What is the role of ATRA (All-Trans Retinoic Acid) in the treatment of leukemia?

From the Guidelines

ATRA (all-trans retinoic acid) is the primary treatment for acute promyelocytic leukemia (APL), a subtype of acute myeloid leukemia, and should be initiated as soon as possible, ideally in combination with arsenic trioxide (ATO) for low-to-intermediate risk patients or with chemotherapy for high-risk patients, as this approach has been shown to achieve excellent outcomes and high cure rates 1.

Treatment Approach

The standard treatment approach involves ATRA at a dose of 45 mg/m² daily, divided into two doses. Treatment typically continues until complete remission is achieved, usually 1-3 months, followed by consolidation therapy.

Mechanism of Action

ATRA works by binding to the abnormal PML-RARA fusion protein, causing leukemic promyelocytes to differentiate into mature granulocytes and ultimately undergo apoptosis.

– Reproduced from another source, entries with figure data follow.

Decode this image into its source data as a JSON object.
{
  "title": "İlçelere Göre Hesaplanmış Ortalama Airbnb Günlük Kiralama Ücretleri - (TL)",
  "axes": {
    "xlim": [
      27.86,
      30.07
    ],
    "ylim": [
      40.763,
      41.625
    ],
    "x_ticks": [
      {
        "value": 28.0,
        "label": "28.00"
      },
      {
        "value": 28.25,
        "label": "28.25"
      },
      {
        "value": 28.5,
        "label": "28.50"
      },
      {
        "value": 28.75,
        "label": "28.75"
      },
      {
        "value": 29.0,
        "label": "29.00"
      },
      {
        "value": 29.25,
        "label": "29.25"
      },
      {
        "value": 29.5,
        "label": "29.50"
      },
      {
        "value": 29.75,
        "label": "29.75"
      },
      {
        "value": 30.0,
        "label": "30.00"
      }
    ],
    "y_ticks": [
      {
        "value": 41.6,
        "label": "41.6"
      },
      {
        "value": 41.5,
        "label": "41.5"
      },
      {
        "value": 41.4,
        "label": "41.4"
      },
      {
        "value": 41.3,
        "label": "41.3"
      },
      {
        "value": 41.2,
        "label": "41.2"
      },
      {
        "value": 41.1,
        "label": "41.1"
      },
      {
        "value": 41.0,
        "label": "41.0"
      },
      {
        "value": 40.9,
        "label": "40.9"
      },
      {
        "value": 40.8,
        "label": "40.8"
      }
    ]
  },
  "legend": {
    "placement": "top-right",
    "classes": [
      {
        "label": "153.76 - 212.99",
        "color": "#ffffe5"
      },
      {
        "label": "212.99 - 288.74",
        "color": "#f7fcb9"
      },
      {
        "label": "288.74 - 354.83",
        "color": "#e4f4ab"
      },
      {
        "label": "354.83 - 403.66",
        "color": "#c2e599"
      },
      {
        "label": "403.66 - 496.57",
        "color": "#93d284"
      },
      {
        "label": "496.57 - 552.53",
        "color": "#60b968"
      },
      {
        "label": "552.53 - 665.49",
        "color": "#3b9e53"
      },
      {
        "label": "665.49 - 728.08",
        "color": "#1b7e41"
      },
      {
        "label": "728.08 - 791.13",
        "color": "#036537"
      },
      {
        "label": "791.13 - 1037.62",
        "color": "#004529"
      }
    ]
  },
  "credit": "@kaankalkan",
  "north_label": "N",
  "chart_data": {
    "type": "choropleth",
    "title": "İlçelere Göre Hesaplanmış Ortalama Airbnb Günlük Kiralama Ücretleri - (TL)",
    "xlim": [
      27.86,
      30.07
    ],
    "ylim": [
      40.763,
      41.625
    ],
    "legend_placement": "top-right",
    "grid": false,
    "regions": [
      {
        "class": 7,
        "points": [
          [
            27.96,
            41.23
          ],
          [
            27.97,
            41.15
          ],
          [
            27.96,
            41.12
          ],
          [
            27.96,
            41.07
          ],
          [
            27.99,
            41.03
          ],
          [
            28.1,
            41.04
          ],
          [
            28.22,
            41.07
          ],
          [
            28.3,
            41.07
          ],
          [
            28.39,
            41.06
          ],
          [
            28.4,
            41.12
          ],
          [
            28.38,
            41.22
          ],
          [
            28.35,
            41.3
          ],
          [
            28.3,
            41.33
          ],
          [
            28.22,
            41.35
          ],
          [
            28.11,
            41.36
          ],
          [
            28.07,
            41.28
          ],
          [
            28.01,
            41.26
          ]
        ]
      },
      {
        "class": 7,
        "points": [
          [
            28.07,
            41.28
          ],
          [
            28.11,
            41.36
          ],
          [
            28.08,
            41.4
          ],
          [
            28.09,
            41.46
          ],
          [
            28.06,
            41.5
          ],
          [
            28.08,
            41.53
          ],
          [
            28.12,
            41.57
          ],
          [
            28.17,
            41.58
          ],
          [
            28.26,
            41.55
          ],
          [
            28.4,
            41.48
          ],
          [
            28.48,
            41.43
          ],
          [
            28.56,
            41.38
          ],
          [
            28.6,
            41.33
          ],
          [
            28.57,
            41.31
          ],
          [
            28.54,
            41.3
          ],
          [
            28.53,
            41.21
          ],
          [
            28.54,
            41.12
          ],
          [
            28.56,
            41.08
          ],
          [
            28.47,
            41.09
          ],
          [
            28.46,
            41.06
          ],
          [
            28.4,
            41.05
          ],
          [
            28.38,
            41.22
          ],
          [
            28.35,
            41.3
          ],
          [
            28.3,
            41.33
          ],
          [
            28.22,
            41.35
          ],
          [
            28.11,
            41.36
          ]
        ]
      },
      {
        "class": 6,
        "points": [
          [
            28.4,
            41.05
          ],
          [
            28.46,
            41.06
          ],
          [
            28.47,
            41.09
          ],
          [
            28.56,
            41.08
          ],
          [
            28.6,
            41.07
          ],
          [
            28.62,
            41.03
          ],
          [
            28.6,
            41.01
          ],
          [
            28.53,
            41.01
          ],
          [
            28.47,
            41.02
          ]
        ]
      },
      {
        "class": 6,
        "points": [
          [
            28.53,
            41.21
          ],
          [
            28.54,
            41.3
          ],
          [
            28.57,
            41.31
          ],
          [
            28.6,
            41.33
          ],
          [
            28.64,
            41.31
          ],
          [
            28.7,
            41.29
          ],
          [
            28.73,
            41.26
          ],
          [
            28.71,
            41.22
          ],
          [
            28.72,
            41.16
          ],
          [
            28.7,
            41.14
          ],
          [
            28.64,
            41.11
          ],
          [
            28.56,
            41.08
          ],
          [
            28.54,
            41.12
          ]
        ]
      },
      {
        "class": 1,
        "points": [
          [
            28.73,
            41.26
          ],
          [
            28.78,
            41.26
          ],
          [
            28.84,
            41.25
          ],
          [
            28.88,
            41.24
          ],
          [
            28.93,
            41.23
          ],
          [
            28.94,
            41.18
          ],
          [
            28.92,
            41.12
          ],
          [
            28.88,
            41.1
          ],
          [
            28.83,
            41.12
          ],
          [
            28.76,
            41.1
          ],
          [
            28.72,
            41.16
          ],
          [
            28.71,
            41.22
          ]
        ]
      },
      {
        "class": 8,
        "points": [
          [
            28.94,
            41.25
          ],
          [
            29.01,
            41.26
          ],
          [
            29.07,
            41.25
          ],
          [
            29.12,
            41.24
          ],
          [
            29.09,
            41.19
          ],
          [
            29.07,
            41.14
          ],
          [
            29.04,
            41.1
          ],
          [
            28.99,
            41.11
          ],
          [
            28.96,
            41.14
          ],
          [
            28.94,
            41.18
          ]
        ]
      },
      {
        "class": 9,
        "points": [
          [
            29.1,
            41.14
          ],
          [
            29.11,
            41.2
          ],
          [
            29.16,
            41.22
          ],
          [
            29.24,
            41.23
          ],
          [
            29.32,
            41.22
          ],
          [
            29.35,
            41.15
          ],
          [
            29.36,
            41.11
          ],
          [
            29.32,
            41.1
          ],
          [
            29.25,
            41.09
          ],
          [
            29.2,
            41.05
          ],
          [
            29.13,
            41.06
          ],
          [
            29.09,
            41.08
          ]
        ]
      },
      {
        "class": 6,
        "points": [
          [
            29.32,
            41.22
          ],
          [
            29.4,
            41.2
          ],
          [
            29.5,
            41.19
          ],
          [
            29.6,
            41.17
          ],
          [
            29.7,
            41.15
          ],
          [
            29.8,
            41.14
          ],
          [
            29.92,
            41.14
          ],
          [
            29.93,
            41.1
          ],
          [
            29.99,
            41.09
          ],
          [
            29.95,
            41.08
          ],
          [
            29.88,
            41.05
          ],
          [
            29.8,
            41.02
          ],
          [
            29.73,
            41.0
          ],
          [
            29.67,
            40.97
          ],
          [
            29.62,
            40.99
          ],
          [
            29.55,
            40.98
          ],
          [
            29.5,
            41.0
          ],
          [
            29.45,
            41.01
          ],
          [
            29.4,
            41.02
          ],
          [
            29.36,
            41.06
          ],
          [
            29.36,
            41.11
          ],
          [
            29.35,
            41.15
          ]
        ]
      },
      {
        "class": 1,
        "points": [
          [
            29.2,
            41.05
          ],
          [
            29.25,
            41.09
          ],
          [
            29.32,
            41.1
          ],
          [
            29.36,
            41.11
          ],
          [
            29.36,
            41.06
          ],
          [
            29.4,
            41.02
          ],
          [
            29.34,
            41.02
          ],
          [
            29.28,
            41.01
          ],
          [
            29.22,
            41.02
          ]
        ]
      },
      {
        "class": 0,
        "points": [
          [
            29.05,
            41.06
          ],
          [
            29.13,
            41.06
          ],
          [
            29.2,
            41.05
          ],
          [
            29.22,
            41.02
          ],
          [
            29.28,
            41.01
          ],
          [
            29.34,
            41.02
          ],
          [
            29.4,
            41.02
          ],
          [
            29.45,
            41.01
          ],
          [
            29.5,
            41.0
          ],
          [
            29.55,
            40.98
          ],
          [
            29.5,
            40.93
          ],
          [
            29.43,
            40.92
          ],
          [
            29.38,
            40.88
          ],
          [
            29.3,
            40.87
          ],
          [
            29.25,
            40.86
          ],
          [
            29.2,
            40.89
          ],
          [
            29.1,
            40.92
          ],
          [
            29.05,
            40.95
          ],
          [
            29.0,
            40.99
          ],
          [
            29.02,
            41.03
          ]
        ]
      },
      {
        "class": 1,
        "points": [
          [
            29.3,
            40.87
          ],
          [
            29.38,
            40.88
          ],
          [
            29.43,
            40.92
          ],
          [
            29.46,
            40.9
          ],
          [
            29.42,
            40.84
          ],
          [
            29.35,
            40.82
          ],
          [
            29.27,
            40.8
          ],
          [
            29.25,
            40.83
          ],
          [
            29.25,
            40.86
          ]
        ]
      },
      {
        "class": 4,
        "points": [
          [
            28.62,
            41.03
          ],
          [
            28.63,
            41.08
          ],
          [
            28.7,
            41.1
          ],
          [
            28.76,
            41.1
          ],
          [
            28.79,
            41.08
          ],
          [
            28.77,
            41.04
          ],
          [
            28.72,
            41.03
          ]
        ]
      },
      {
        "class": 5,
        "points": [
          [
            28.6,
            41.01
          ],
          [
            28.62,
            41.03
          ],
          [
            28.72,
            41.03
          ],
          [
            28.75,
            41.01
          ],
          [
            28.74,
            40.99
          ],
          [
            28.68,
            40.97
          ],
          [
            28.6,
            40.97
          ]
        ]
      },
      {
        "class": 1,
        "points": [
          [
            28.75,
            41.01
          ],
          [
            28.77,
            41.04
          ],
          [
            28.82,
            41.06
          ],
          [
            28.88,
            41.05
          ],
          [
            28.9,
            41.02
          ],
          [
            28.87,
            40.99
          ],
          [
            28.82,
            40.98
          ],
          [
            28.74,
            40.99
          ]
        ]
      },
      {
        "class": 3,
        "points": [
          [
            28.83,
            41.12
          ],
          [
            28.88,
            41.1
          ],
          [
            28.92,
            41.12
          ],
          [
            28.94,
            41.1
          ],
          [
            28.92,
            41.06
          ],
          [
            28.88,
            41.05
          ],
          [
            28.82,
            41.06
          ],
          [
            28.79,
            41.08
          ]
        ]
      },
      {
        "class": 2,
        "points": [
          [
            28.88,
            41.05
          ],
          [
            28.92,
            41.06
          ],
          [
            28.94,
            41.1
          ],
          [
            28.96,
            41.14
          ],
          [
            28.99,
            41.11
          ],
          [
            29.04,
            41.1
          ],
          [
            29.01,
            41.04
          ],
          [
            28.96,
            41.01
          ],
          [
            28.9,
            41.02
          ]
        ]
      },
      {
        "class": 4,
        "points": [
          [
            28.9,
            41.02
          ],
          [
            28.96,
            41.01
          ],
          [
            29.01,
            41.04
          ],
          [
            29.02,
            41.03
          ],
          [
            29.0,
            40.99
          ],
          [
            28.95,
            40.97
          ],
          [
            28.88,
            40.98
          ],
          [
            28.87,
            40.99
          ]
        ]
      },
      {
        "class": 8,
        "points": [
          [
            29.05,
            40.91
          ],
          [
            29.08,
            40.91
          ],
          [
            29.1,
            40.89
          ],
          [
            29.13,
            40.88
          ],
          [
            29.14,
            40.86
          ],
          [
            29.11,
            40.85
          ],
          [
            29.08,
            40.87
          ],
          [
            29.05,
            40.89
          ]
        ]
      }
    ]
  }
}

Monitoring and Side Effects

Patients should be monitored for differentiation syndrome, a potentially life-threatening complication characterized by fever, weight gain, respiratory distress, and fluid retention, which requires prompt corticosteroid treatment, such as prednisolone 0.5 mg/kg/day 1. Other side effects include headache, dry skin, bone pain, and elevated liver enzymes. Regular blood counts and liver function tests are essential during treatment.

Key Considerations

• To prevent differentiation syndrome, patients should be treated prophylactically with steroids as soon as they receive ATRA 1.
• Bleeding is the most frequent cause of early death in APL patients, and adequate support is recommended with fibrinogen or fresh-frozen plasma and platelets to maintain levels above 1.0-1.5 g/l and >30-50 × 10^9/l, respectively 1.
• MRD assessment in APL patients should not be made before 4-5 weeks after induction, and should be made after consolidation 1.

From the Research

Atra for Leukemia

• The use of all-trans-retinoic acid (ATRA) in the treatment of acute promyelocytic leukemia (APL) is a standard of care 2, 3, 4, 5, 6.
• ATRA is often used in combination with arsenic trioxide (ATO) and other agents such as daunorubicin or gemtuzumab ozogamicin to treat APL 2, 3, 4.
• The combination of ATRA and ATO has been shown to be effective and safe in treating APL, with high complete remission rates and low toxicity 3, 4.
• The optimal dose and schedule of ATRA and ATO are still being studied, with different regimens being used in different clinical trials 2, 3, 4, 6.
• ATRA-based treatment regimens have been shown to improve outcomes in patients with APL, including high-risk patients 2, 3, 4.
• The use of ATRA and ATO has reduced the need for traditional cytotoxic chemotherapy in the treatment of APL, making treatment more tolerable for patients 3, 4, 6.

Treatment Outcomes

• Complete remission rates of 92-96% have been reported with ATRA and ATO-based regimens 3, 4.
• Overall survival rates of 85-88% have been reported with ATRA and ATO-based regimens 3, 4.
• Relapse rates are low, with 3-7 relapses reported in clinical trials 3, 4.
• Treatment-related mortality is low, with 4-7 deaths reported in clinical trials 3, 4.

Clinical Guidelines

• Clinical guidelines recommend the use of ATRA and ATO in the treatment of APL, with or without other agents such as daunorubicin or gemtuzumab ozogamicin 5, 6.
• The optimal treatment regimen and dose schedule may vary depending on the patient's risk category and other factors 6.
• Maintenance therapy after consolidation is still being studied, with some clinical trials showing benefit and others showing no benefit 5, 6.